We don’t prioritize sleep. While the WebMD survey didn’t address this issue, experts say many Americans choose to focus on work, family, or school demands that make it hard to get enough sleep. 

In particular, Ruiz says, “young adults tend to curtail their sleep time due to work hours or lifestyle habits.”

That may be at least in part because many of us don’t recognize what an important role sleep plays in our heath and our lives, Ruiz says. “There is an unmet public health need [for] sleep education,” he says.

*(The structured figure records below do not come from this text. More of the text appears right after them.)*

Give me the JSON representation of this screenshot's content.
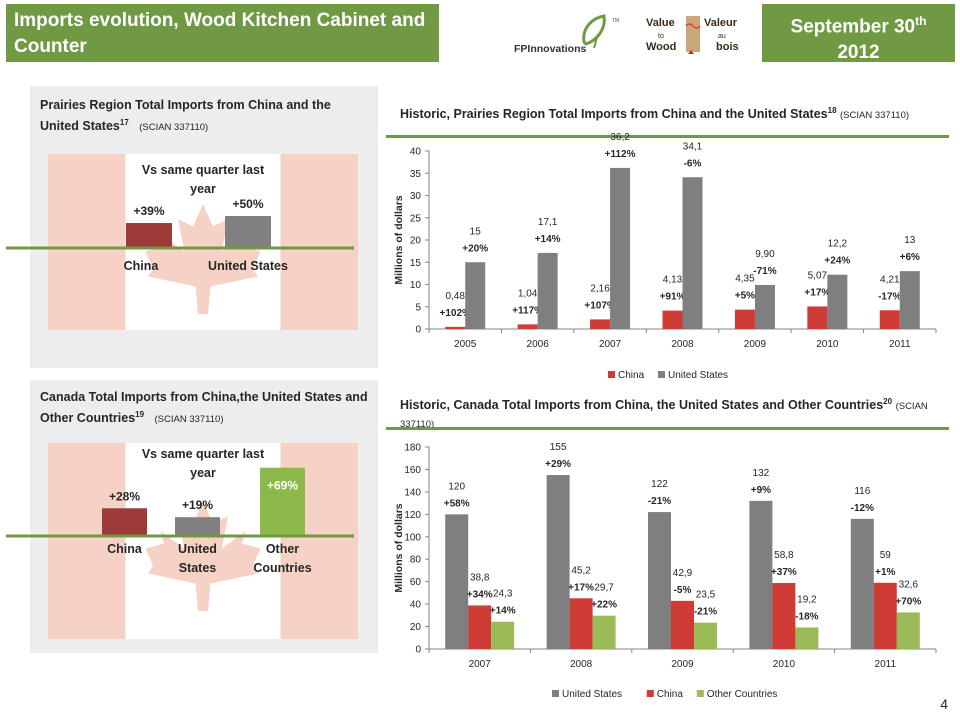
{
  "header": {
    "title": "Imports evolution, Wood Kitchen Cabinet and Counter",
    "date_line1": "September 30",
    "date_sup": "th",
    "date_line2": "2012"
  },
  "logos": {
    "fpinnovations": "FPInnovations",
    "value_to_wood": [
      "Value",
      "to",
      "Wood"
    ],
    "valeur_au_bois": [
      "Valeur",
      "au",
      "bois"
    ],
    "tm": "TM"
  },
  "panel1": {
    "title": "Prairies Region Total Imports from China and the United States",
    "title_sup": "17",
    "title_code": "(SCIAN  337110)",
    "subtitle": "Vs same quarter last year",
    "bars": [
      {
        "label": "China",
        "change": "+39%",
        "value": 39,
        "color": "#9b3a36"
      },
      {
        "label": "United States",
        "change": "+50%",
        "value": 50,
        "color": "#808080"
      }
    ]
  },
  "panel2": {
    "title": "Canada Total Imports from China,the United States and Other Countries",
    "title_sup": "19",
    "title_code": "(SCIAN  337110)",
    "subtitle": "Vs same quarter last year",
    "bars": [
      {
        "label": "China",
        "label_lines": [
          "China"
        ],
        "change": "+28%",
        "value": 28,
        "color": "#9b3a36"
      },
      {
        "label": "United States",
        "label_lines": [
          "United",
          "States"
        ],
        "change": "+19%",
        "value": 19,
        "color": "#808080"
      },
      {
        "label": "Other Countries",
        "label_lines": [
          "Other",
          "Countries"
        ],
        "change": "+69%",
        "value": 69,
        "color": "#8db84a"
      }
    ]
  },
  "chart1_title": {
    "text": "Historic, Prairies Region Total Imports from China and the United States",
    "sup": "18",
    "code": "(SCIAN 337110)"
  },
  "chart2_title": {
    "text": "Historic, Canada Total Imports from China, the United States and Other Countries",
    "sup": "20",
    "code": "(SCIAN 337110)"
  },
  "page_number": "4",
  "chart_data": [
    {
      "type": "bar",
      "title": "Historic, Prairies Region Total Imports from China and the United States",
      "ylabel": "Millions of dollars",
      "ylim": [
        0,
        40
      ],
      "yticks": [
        0,
        5,
        10,
        15,
        20,
        25,
        30,
        35,
        40
      ],
      "categories": [
        "2005",
        "2006",
        "2007",
        "2008",
        "2009",
        "2010",
        "2011"
      ],
      "legend": "bottom",
      "series": [
        {
          "name": "China",
          "color": "#cf3b35",
          "values": [
            0.48,
            1.04,
            2.16,
            4.13,
            4.35,
            5.07,
            4.21
          ],
          "labels": [
            "0,48",
            "1,04",
            "2,16",
            "4,13",
            "4,35",
            "5,07",
            "4,21"
          ],
          "changes": [
            "+102%",
            "+117%",
            "+107%",
            "+91%",
            "+5%",
            "+17%",
            "-17%"
          ]
        },
        {
          "name": "United States",
          "color": "#7f7f7f",
          "values": [
            15,
            17.1,
            36.2,
            34.1,
            9.9,
            12.2,
            13
          ],
          "labels": [
            "15",
            "17,1",
            "36,2",
            "34,1",
            "9,90",
            "12,2",
            "13"
          ],
          "changes": [
            "+20%",
            "+14%",
            "+112%",
            "-6%",
            "-71%",
            "+24%",
            "+6%"
          ]
        }
      ]
    },
    {
      "type": "bar",
      "title": "Historic, Canada Total Imports from China, the United States and Other Countries",
      "ylabel": "Millions of dollars",
      "ylim": [
        0,
        180
      ],
      "yticks": [
        0,
        20,
        40,
        60,
        80,
        100,
        120,
        140,
        160,
        180
      ],
      "categories": [
        "2007",
        "2008",
        "2009",
        "2010",
        "2011"
      ],
      "legend": "bottom",
      "series": [
        {
          "name": "United States",
          "color": "#7f7f7f",
          "values": [
            120,
            155,
            122,
            132,
            116
          ],
          "labels": [
            "120",
            "155",
            "122",
            "132",
            "116"
          ],
          "changes": [
            "+58%",
            "+29%",
            "-21%",
            "+9%",
            "-12%"
          ]
        },
        {
          "name": "China",
          "color": "#cf3b35",
          "values": [
            38.8,
            45.2,
            42.9,
            58.8,
            59
          ],
          "labels": [
            "38,8",
            "45,2",
            "42,9",
            "58,8",
            "59"
          ],
          "changes": [
            "+34%",
            "+17%",
            "-5%",
            "+37%",
            "+1%"
          ]
        },
        {
          "name": "Other Countries",
          "color": "#9bbb59",
          "values": [
            24.3,
            29.7,
            23.5,
            19.2,
            32.6
          ],
          "labels": [
            "24,3",
            "29,7",
            "23,5",
            "19,2",
            "32,6"
          ],
          "changes": [
            "+14%",
            "+22%",
            "-21%",
            "-18%",
            "+70%"
          ]
        }
      ]
    }
  ]
}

How Does Poor-Quality Sleep Affect You?

Not only does poor sleep quality raise your risk for physical health issues, it can lead to memory and thinking problems and affect your quality of life, Ruiz says. On a more immediate level, “loss of sleep time can lead to work performance, cognition, and alertness issues,” he says

Many of those who took part in the WebMD study reported that a lack of enthusiasm or motivation (common side effects of sleep loss) made it harder for them to do their daily tasks on an average of 5.6 days out of the month. During the 30 days before the survey:

  • 29% said this happened to them on 1-3 days 
  • 27% said it occurred on 4-7 days 
  • 23% said it affected them more than 8 days 

People in the survey also said they had trouble staying awake while they were eating, socializing, or driving at night an average of four times during the month.  

With so much at stake, it’s important to make sleep a priority in your life. Follow these suggestions [DS1] for good sleep hygiene. See your doctor if your sleep problems last for more than a month or interfere with your daily life.